The DOJ’s move was largely symbolic as the policy has not been enforced since the summer of 2018, but it represents the new administration doing away with its predecessor’s tough tone toward immigrants and vows to consider prosecutions on a case-by-case basis. The policy has technically remained on the books even though it was not being followed.

In an effort to deter illegal migration occurring between the Mexican border and Texas, New Mexico, Arizona, and California, the Trump administration in early 2017 rolled out the zero tolerance policy in several regions of the 2,000-mile-long boundary. In April 2018, former President Donald Trump’s first attorney general, Jeff Sessions, announced that the Department of Homeland Security would be prosecuting all adults who illegally crossed the southern border in an attempt to deter more people from coming, in light of the increased migration of Central Americans. Because children cannot be held in jail, adults with children had not been prosecuted until then, but the influx of families prompted the government to take the new harsh action. Separated children were to be transferred to the Health and Human Services Office of Refugee Resettlement, then placed with sponsors in the United States. The initiative was stopped in June 2018 following outcry from Democrats and Republicans.

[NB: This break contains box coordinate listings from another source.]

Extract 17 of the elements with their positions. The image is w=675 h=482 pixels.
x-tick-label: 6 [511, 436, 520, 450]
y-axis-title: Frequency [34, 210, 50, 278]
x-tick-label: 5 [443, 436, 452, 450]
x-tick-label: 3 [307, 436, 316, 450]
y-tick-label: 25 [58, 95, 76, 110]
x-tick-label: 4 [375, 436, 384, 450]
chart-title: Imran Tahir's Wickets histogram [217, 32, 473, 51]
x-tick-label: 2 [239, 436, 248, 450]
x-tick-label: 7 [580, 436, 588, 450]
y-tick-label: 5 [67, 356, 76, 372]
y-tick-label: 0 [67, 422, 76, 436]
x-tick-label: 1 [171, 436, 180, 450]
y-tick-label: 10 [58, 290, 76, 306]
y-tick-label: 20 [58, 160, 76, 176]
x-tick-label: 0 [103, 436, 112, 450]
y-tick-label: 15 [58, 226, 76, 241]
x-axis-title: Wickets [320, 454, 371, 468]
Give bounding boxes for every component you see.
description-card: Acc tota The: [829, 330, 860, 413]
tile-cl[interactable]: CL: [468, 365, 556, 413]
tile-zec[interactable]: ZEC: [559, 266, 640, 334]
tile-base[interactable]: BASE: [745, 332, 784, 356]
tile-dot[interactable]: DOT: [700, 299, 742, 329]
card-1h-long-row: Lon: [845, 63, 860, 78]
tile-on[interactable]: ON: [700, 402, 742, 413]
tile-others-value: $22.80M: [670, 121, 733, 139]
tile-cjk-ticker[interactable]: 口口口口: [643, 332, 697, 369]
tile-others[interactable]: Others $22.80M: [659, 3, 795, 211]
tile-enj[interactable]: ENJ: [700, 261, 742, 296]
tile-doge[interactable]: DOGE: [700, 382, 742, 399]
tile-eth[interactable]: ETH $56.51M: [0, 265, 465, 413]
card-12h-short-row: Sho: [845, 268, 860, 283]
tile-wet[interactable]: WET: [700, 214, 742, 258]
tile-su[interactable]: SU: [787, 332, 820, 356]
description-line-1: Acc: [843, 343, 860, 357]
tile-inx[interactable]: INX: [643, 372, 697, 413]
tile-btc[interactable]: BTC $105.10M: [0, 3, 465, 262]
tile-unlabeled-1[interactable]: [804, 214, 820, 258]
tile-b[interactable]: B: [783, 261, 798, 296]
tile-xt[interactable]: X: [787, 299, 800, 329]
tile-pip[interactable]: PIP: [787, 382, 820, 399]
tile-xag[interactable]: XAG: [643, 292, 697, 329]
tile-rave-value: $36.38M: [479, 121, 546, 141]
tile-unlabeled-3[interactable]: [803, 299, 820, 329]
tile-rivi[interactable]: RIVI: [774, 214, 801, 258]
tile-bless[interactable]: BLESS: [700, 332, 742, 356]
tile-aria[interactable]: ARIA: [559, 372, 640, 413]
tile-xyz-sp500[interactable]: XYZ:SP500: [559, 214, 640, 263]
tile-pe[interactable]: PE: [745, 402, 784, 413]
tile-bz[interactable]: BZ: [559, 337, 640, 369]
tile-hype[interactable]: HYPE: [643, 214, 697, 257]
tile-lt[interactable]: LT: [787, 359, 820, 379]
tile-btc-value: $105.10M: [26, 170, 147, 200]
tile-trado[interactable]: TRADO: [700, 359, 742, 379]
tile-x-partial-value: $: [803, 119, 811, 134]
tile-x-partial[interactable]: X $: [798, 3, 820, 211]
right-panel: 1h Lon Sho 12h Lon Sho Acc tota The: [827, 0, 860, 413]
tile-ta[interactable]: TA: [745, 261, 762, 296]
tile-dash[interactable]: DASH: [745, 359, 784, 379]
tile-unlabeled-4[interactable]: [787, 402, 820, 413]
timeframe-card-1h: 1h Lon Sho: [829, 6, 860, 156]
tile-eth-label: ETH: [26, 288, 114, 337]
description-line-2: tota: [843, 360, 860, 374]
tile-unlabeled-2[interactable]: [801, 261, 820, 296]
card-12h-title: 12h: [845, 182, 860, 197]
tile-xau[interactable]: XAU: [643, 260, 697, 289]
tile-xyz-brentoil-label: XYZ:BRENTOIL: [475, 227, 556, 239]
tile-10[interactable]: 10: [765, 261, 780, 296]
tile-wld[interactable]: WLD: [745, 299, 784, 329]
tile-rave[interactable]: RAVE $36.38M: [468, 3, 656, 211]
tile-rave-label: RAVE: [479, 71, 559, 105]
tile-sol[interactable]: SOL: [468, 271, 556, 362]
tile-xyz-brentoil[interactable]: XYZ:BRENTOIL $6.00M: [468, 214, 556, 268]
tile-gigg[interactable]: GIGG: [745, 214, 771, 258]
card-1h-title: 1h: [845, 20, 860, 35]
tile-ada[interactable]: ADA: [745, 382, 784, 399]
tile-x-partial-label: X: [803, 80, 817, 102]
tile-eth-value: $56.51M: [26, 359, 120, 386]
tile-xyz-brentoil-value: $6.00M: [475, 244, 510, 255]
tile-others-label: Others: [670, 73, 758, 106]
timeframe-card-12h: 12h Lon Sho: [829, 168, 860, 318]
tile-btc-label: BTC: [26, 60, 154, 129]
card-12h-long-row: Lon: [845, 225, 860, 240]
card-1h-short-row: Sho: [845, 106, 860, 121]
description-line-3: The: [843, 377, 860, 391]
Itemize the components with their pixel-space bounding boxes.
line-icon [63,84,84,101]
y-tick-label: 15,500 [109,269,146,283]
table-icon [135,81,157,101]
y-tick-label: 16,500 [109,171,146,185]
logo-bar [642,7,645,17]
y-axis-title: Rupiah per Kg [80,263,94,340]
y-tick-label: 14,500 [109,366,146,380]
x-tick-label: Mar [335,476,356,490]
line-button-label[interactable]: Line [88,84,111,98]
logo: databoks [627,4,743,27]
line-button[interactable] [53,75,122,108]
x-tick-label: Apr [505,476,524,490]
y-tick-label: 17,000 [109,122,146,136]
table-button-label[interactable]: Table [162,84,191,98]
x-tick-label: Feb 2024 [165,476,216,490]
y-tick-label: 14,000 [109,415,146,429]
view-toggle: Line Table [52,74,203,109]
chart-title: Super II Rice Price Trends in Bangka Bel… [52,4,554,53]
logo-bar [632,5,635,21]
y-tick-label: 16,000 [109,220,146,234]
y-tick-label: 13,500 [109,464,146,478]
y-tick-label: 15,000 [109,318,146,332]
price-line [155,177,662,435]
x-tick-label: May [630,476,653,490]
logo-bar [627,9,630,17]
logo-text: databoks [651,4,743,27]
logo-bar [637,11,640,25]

As of January, an estimated 5,400 families who were separated at the border and more than 600 children have yet to be reunited more than two years later, according to a court filing submitted earlier this month.

A Justice Department audit released this month concluded that Sessions and then-Deputy Attorney General Rod Rosenstein advanced the plan knowing that it would prompt thousands of children to be temporarily orphaned. The DOJ leaders wrongly assumed the courts and federal agencies, such as Immigration and Customs Enforcement and the HHS, would be able to accommodate and track each member of the divided families.

President Biden said last week that his Justice Department will conduct a thorough investigation into the implementation of the policy.

Any person arrested after illegally crossing the U.S. border from Mexico or Canada is taken into custody by Border Patrol, which is part of Customs and Border Protection, a DHS agency. He or she is then transferred from a regional Border Patrol holding station to ICE for longer detention, or immediately removed from the country by CBP, or in the case of children who arrive without parents or are separated from a parent by the government, turned over to ORR, the federal agency that cares for unaccompanied children.

DHS and CBP did not immediately respond to requests for comment.